Eagle-Vail’s Chris Del Bosco wins in Ontario
BLUE MOUNTAIN, Ontario – You can’t stop Eagle-Vail’s Chris Del Bosco these days. You can only hope to contain him.
And that really isn’t working as of late.
Fresh off a a World Freestyle Ski Championships gold medal one week ago in Deer Valley, Utah, Del Bosco, a dua-citizen who races for Canada, hit the top of the podium again on home snow Friday in Blue Mountain, Ontario.
“Once you have a little bit of success, you sort of feed off it,” Del Bosco said. “Everything’s coming together. My tech team is doing an amazing job. I’m just skiing along and it’s all working out.”
Del Bosco is one hot racer these days. In his last four starts in major competitions, he has wins in Les Contamines (Jan. 16), France, Deer Valley, and now Blue Mountain and a silver at the X Games in Aspen on Jan. 26.
Having qualified No. 2 on Thursday, Del Bosco was sitting at the bottom of the ladder, ski cross for bracket. And his first heat, usually meant to a be breeze, ended up being his biggest challenge of the day.
Del Bosco was trying to anticipate the gates opening, so he could blast out of the start.
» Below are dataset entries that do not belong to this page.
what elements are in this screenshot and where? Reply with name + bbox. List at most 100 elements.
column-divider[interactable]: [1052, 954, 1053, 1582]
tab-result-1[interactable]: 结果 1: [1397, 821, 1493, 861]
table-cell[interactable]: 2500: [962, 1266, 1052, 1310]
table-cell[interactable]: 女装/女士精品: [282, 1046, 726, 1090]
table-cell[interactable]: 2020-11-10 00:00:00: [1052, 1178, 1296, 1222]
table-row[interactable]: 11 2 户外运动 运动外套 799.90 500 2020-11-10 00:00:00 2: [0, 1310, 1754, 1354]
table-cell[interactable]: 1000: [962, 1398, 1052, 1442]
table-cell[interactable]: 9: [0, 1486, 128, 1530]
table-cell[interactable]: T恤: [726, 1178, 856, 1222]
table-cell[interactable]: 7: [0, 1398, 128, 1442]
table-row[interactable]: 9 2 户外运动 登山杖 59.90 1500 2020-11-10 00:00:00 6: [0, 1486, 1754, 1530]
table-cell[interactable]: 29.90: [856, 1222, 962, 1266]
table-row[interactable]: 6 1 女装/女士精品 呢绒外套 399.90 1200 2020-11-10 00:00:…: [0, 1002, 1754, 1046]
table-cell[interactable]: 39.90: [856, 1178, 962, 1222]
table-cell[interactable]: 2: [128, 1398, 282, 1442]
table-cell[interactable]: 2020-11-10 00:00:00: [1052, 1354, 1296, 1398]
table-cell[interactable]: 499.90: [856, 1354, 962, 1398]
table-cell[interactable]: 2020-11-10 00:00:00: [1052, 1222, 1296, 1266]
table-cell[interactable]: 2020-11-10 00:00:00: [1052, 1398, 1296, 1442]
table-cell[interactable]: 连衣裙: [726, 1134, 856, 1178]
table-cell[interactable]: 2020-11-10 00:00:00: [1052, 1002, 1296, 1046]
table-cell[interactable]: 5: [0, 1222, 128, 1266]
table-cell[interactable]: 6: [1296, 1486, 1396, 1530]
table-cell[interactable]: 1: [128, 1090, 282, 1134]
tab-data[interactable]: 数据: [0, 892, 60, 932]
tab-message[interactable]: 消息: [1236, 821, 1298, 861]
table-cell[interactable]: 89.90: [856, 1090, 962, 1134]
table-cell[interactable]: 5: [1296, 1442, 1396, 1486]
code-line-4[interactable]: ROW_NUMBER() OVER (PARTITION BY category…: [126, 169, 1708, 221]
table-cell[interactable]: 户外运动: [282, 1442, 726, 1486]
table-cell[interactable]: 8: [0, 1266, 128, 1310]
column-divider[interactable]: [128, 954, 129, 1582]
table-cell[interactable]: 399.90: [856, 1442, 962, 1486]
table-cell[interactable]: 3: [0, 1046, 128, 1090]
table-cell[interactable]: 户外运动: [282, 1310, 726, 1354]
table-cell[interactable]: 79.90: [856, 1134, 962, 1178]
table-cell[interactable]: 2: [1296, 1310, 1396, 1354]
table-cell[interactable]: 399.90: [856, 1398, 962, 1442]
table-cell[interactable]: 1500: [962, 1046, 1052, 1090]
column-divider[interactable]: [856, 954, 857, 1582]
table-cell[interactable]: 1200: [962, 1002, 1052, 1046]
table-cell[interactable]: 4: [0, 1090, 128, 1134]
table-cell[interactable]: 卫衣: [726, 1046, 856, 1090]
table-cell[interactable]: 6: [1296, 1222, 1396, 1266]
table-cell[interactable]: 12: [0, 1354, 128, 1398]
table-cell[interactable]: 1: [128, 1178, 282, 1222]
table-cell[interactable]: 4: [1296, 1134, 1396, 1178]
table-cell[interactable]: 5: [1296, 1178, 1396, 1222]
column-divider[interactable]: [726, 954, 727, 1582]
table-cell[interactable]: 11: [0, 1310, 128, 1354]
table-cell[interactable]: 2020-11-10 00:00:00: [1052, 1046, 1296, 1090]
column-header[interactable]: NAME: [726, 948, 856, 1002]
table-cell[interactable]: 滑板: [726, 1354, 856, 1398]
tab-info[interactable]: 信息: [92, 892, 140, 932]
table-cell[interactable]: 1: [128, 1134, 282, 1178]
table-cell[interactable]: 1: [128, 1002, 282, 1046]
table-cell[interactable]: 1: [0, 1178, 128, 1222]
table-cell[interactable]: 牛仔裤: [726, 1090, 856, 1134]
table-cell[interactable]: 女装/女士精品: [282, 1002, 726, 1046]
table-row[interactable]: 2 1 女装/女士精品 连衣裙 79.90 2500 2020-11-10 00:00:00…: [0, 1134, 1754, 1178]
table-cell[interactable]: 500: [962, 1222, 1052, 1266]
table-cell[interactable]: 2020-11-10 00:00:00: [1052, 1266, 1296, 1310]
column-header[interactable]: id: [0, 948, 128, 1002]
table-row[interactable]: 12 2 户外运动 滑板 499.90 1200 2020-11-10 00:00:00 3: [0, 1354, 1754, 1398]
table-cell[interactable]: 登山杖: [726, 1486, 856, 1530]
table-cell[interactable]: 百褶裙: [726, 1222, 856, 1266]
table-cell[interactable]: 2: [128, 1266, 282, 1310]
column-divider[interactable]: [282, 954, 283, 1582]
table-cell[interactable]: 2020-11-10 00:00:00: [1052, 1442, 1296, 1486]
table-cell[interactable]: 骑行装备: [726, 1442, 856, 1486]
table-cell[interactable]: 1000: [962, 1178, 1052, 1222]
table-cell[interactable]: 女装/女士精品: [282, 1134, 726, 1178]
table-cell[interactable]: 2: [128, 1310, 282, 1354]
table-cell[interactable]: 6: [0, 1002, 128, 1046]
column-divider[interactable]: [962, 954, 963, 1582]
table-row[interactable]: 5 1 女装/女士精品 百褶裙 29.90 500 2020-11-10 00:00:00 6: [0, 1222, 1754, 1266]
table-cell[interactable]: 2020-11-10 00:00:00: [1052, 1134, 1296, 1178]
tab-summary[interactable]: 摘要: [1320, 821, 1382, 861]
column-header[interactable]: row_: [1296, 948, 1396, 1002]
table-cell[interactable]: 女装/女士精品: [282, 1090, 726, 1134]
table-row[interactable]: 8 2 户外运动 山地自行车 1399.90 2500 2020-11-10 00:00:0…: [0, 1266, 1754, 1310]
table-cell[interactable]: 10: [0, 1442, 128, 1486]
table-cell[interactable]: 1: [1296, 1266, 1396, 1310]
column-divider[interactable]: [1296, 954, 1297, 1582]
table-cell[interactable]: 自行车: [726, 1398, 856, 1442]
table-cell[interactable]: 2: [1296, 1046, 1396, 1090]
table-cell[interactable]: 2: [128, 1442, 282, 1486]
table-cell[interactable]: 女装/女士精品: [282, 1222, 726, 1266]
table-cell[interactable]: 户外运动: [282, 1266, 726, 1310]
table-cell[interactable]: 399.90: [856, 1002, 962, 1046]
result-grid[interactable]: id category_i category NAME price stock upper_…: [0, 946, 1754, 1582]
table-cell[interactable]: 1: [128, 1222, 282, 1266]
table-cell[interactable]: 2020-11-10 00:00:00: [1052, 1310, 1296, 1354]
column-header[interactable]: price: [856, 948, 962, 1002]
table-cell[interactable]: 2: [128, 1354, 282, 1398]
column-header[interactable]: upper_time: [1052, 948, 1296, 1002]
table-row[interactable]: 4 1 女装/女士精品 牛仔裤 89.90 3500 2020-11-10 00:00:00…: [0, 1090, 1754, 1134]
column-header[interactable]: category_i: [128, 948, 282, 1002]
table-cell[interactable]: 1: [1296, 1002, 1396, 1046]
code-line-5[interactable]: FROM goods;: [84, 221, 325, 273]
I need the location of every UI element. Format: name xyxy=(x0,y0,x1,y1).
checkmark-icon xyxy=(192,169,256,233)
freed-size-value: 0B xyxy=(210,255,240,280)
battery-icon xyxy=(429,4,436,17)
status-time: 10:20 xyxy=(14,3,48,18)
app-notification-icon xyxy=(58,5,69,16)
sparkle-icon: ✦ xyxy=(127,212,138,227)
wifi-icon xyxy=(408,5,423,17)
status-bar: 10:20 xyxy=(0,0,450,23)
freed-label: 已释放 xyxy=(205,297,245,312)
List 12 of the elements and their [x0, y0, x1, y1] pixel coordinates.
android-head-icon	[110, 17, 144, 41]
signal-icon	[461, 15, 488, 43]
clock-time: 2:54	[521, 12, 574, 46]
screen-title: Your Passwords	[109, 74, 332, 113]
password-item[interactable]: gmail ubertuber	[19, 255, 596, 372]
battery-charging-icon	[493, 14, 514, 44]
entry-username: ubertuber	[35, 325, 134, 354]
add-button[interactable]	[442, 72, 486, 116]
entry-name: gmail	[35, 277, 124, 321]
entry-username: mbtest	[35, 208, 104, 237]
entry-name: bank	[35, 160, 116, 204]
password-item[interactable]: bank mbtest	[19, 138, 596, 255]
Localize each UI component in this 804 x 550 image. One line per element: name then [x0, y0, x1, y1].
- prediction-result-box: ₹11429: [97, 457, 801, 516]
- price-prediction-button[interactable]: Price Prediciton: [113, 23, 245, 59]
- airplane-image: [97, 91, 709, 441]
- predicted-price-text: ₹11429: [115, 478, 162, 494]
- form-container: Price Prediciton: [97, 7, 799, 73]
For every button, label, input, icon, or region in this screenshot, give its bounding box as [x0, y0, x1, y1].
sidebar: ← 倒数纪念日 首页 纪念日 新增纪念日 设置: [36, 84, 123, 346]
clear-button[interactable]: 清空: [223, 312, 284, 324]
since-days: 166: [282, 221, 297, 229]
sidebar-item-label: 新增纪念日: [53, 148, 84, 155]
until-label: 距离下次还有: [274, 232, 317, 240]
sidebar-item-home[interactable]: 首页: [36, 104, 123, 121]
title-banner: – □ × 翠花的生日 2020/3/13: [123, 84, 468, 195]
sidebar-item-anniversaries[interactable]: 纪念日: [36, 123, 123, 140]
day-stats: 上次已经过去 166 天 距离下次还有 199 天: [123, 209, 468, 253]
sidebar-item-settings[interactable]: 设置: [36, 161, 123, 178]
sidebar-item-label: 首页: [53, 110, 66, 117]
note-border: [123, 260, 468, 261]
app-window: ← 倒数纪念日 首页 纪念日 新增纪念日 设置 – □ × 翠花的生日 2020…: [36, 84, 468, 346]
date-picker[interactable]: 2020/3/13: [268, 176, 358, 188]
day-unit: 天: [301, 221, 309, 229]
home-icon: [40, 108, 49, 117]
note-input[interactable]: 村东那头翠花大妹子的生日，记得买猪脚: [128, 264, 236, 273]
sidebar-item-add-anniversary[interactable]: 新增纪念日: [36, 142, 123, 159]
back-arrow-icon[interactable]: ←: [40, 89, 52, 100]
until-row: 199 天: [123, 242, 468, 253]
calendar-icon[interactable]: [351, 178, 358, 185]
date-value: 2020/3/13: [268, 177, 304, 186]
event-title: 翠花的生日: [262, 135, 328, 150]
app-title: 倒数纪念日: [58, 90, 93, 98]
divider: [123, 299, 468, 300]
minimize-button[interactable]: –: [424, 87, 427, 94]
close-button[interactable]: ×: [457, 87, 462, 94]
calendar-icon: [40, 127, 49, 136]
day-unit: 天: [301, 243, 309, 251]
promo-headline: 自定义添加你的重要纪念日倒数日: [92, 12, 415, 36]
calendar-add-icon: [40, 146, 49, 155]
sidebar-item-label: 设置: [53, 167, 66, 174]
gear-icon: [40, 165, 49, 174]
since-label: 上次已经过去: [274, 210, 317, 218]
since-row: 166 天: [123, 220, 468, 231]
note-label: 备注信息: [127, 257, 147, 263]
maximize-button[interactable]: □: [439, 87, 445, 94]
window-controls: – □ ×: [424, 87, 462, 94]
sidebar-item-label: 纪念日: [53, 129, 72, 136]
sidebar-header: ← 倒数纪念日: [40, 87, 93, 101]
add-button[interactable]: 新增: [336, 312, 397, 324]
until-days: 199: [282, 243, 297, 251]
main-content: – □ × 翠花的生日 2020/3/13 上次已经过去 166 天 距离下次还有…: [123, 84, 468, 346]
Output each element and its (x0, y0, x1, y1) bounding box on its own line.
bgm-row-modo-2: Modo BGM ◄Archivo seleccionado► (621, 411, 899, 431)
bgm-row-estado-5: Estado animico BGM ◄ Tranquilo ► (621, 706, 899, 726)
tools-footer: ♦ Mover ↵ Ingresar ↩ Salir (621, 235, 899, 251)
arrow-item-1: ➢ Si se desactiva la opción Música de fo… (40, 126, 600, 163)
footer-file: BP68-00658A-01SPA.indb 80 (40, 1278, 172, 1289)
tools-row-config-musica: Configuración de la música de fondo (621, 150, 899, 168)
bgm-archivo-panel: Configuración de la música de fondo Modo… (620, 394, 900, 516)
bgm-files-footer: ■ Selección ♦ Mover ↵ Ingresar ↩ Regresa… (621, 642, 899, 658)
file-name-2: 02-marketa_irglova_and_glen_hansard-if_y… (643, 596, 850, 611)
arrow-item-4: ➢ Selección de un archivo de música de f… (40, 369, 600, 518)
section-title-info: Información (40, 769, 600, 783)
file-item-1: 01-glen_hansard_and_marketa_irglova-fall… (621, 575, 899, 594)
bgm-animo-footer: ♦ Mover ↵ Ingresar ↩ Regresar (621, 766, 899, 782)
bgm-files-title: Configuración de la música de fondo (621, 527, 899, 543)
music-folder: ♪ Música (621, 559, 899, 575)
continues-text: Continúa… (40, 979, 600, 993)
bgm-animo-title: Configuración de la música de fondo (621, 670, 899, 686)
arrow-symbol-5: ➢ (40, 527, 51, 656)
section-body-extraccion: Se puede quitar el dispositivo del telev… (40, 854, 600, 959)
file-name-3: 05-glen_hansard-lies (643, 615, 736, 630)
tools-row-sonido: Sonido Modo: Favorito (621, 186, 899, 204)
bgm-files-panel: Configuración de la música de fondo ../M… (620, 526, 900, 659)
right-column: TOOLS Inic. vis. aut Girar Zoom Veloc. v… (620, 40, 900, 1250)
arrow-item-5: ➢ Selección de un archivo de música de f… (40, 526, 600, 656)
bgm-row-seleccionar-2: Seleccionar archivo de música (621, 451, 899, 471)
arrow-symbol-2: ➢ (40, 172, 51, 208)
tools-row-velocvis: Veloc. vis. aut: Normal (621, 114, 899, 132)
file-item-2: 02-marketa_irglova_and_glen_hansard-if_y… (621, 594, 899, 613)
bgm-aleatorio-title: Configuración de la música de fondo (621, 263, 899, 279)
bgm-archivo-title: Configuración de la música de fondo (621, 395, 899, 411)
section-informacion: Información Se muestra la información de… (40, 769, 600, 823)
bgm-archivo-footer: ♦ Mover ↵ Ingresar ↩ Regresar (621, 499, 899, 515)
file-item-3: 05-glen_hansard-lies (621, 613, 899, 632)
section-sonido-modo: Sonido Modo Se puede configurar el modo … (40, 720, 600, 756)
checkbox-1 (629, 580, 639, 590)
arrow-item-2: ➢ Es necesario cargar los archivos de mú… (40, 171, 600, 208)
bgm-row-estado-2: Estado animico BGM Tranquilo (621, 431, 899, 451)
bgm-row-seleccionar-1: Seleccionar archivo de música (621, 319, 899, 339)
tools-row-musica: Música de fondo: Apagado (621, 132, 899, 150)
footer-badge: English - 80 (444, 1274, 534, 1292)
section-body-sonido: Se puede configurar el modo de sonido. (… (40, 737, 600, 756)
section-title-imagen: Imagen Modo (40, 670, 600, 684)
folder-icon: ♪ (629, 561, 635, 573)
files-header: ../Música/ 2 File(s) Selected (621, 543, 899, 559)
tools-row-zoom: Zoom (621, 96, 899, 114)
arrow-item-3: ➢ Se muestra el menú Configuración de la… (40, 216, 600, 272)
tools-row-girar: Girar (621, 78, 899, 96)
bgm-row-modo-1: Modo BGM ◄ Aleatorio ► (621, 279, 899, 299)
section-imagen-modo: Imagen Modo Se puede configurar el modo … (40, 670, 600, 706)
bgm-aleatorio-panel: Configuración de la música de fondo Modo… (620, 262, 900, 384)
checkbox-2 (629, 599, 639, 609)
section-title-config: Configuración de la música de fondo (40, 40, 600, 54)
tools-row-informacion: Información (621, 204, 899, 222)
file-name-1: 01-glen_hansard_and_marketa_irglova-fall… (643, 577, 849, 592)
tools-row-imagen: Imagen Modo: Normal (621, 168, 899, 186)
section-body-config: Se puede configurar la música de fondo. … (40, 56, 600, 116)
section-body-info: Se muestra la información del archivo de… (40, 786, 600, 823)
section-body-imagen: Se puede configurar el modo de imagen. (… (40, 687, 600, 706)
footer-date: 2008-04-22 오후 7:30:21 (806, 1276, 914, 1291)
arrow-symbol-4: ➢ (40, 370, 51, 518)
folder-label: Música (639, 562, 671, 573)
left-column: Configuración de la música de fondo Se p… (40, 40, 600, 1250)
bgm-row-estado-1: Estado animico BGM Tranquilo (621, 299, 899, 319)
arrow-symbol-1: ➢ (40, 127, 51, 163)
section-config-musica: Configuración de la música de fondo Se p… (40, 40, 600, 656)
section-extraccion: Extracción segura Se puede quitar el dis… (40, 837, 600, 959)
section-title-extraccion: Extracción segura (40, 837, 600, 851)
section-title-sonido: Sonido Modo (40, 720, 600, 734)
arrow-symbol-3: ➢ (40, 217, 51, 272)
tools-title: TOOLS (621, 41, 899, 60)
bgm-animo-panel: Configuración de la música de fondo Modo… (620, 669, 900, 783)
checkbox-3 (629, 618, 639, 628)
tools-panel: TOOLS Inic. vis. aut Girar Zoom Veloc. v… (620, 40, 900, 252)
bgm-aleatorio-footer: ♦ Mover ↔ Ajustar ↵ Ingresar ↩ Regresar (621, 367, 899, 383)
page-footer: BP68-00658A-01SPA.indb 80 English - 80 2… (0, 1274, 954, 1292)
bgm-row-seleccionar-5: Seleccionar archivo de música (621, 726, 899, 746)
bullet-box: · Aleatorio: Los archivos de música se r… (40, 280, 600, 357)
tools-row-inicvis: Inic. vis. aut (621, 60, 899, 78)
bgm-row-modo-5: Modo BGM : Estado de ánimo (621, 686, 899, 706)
He thought he had it timed, but the gates didn’t drop. When they finally did, he was back on his heels, and the last of the four racers to leave the start.
He got Germany’s Paul Eckert on the second turn and capitalized on a mistake by Australia’s Scott Kneller to pull into second place. With the top-two racers advancing from each heat, Del Bosco drafted off American John Teller, who had defeated him for the gold at X Games.
Del Bosco had no problems with the quarterfinals, winning his foursome easily, while Teller crashed, ending his day. Just as he did at Worlds a week ago, Del Bosco finished second in the semifinals behind the Czech Republic’s Tomas Kraus, advancing to the last race of the day.
In the finals, Del Bosco got the coveted hole shot out of the gate, taking a lead he would never relinquish. And though ski cross can seem like a chaotic, careening dash down the hill, there is quite a bit of strategy involved and Del Bosco used it to the fullest.
Del Bosco said he skied a “protective line” once he got the lead. During a flat section of the course, he knew that was a prime place for passing so he went outside to block Austria’s Andreas Matt, who ended up second, and Kraus, third. In the lower part of the course, there was spot where the rest of the pack could swing inside and he shut that down as well.
“You definitely know where the draft is from previous heats,” Del Bosco said. “I kind of knew where I wanted to be and what line I wanted to ski. You learn a little something from each heat. It may seem like chaos to a random person, but there is a lot of strategy.”
Skis or car keys?
And that delivered Del Bosco’s fifth career World Cup win. Technically, the gold at Worlds didn’t count as a World Cup win, though Del Bosco certainly won’t be giving the medal and title back. X Games in 2010 as well as his first major professional ski-cross victory at the Jeep King of the Mountain in 2008 in Sun Valley, Idaho, pushes his big-win total to eight.
Of greater import is that Del Bosco is second in the World Cup ski-cross standings with 325 points behind Matt, the defending champ, at 499. There are four races left on the slate, starting March 3 in Grindewald, Switzerland, and Del Bosco hasn’t ruled out a a run at the ski-cross title.
“Anything can happen,” Del Bosco said. “I’m going to keep pushing. I don’t think it’s completely out of the question, but it is a lot of a ground to make up.”
In the meantime, it’s time for a break and Del Bosco wants to go to the Daytona 500 on Feb. 20. A fan of Dale Earnhardt Jr., Del Bosco has friends down in Florida and is angling for tickets.
Either way, he’s going down to the Sunshine State to get some sun, take a little time off and find a way to watch the race.
“I’m a huge fan, drafting and all that,” Del Bosco said. “It would be pretty sweet to go. I’d like to race actually, but we’ll see about that.”